# Synthetic CDR files for testing

This file creates synthetic "raw" CDRs and saves them as daily .csv-files. The format of the CDRs follows the structure laid out in the "Covariate Creation Process" document.

Following features are included in the CDRs:
- Off-net / international events (via missing records)
- Different activity levels of users (via sample weights)

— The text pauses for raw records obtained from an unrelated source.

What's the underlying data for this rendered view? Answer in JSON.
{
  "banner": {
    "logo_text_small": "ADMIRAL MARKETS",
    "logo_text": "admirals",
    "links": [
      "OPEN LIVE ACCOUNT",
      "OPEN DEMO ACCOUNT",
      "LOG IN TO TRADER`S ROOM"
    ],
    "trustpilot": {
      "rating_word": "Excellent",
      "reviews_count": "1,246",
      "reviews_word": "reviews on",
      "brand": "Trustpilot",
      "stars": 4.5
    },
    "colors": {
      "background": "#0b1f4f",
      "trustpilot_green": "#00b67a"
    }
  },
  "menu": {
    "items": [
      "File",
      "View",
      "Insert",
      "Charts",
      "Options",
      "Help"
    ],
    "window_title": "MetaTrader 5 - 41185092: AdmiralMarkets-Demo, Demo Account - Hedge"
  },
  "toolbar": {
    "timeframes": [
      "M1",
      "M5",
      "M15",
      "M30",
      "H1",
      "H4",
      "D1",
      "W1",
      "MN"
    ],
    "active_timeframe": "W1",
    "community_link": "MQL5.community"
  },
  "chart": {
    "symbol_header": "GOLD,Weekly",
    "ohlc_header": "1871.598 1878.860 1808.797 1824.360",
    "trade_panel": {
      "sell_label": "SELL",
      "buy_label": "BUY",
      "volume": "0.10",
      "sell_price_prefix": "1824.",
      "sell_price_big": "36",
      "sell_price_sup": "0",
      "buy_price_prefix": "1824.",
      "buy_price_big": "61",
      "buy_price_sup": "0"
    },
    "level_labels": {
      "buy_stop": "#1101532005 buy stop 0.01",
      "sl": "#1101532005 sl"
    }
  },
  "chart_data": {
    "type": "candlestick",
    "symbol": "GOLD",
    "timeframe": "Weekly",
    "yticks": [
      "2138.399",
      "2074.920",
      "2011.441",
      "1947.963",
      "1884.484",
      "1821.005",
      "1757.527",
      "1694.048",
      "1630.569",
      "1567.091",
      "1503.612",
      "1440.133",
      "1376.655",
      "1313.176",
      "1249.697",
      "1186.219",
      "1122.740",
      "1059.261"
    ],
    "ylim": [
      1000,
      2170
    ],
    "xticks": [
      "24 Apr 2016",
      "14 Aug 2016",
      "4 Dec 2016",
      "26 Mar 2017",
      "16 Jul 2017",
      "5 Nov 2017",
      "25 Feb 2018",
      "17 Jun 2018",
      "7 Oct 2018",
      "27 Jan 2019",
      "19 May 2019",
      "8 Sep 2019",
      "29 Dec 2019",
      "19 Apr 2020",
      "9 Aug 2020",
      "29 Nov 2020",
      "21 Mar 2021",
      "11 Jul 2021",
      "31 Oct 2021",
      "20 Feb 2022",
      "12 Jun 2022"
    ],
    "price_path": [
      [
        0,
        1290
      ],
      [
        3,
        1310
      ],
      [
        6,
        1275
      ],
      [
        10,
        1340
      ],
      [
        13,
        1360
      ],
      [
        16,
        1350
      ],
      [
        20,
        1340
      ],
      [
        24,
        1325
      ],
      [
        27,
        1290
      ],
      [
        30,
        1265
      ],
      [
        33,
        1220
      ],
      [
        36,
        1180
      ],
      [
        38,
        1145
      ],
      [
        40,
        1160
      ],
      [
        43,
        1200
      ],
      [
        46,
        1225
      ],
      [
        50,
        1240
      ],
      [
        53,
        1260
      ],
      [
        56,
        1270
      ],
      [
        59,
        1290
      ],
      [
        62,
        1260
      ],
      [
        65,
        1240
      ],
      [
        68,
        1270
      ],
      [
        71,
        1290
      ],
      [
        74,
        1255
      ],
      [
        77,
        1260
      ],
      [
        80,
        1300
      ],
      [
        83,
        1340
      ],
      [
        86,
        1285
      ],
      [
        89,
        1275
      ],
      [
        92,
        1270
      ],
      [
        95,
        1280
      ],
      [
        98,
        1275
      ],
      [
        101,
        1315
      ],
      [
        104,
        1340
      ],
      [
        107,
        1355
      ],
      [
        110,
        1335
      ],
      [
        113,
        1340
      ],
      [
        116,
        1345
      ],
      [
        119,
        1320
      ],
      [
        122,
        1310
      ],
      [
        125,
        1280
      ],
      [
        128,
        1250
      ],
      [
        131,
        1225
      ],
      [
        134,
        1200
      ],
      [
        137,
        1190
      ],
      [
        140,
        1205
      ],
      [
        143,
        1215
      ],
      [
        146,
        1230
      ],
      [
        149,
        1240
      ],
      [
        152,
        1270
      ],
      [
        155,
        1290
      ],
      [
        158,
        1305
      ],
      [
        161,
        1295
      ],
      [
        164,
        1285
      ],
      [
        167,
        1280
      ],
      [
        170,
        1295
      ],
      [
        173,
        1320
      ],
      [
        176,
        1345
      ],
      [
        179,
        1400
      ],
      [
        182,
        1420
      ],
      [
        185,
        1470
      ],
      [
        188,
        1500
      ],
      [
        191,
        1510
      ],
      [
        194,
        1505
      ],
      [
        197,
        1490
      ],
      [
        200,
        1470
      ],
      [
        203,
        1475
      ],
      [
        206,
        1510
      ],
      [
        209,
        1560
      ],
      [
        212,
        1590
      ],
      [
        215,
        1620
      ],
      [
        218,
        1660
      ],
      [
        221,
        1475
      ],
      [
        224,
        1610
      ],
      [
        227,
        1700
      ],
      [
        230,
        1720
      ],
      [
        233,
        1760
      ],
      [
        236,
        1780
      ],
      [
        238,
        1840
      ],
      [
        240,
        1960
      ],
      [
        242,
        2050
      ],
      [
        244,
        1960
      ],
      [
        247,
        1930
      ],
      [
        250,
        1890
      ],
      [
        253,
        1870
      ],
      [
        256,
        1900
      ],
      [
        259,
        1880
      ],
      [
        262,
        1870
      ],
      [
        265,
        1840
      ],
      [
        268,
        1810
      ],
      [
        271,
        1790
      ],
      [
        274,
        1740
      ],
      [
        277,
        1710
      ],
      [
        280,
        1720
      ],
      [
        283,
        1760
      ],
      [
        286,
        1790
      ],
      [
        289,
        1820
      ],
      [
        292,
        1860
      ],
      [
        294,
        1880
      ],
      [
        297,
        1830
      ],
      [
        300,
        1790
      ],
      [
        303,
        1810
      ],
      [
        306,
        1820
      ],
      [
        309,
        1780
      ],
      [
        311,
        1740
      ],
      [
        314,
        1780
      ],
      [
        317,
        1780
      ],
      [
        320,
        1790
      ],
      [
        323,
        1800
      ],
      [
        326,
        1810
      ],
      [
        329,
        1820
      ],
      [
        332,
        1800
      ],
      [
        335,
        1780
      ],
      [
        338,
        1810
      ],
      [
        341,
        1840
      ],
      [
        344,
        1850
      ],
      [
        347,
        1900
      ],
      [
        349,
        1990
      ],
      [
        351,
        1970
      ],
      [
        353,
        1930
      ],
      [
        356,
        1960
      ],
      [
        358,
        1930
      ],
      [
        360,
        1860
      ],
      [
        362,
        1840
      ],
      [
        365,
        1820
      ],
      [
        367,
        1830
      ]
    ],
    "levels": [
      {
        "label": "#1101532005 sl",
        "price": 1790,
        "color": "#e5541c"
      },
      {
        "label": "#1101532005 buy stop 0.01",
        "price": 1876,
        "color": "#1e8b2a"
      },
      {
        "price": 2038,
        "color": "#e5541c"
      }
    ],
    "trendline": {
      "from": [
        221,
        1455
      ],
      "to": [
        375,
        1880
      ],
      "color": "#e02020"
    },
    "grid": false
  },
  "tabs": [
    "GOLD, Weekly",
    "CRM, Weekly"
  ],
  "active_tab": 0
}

Following features could be included in the future:
- Spatio-temporal dependencies and paths for users
- (Social) network structures among users

## Modules

In [None]:
import os  # operating system functions like renaming files and directories
import shutil  # recursive file and directory operations
import datetime as dt  # handling timestamps
import random as rd  # generating random numbers for distributions
import pandas as pd  # data mangling and transforming
import numpy as np  # handling vectors and matrices
from random import choices  # to draw from weighted distribution
from attributes_classes import MockupAttributes  # module intern attributes

## Parameters from MockupAttributes class & random seed

In [None]:
moa = MockupAttributes(n_cells=150, n_users=500, call_unit='m', 
                       max_call_duration=120, date_format='%d %b %Y %H:%M:%S', 
                       date_window=['2018-06-01', '2018-06-30'],
                       raw_header=False, location_header=False,
                       output_path='../data/')

In [None]:
rd.seed(6041)

## Create cells & antennas with specific coordinates

In [None]:
tow = pd.DataFrame(data={moa.loc_column_names['cell']: rd.sample(range(moa.n_cells, moa.n_cells*10), moa.n_cells)})

In [None]:
tow[moa.loc_column_names['antenna']] = np.floor(tow[moa.loc_column_names['cell']]/moa.n_cells_p_antenna).astype(int)

In [None]:
# unique antennas
u_antennas = pd.unique(tow[moa.loc_column_names['antenna']])

In [None]:
tow = pd.merge(tow,pd.DataFrame(data={moa.loc_column_names['antenna']: u_antennas,
                                      moa.loc_column_names['long']: np.random.uniform(moa.long_range[0], moa.long_range[1], size = len(u_antennas)),
                                      moa.loc_column_names['lat']: np.random.uniform(moa.lat_range[0], moa.lat_range[1], size = len(u_antennas))}),
               how = 'left',
                on = moa.loc_column_names['antenna'])

## Create indicator for Out-Of-Area (OOA) traffic

In [None]:
# create a border of 0.5 around the created towers, remember towers outside of this border
tow_out = tow.query(moa.loc_column_names['long']+'<'+str(moa.long_range[0]+0.5)+'|'+
                   moa.loc_column_names['long']+'>'+str(moa.long_range[1]-0.5)+'|'+
                   moa.loc_column_names['lat']+'<'+str(moa.lat_range[0]+0.5)+'|'+
                   moa.loc_column_names['lat']+'>'+str(moa.lat_range[1]-0.5))[moa.loc_column_names['cell']]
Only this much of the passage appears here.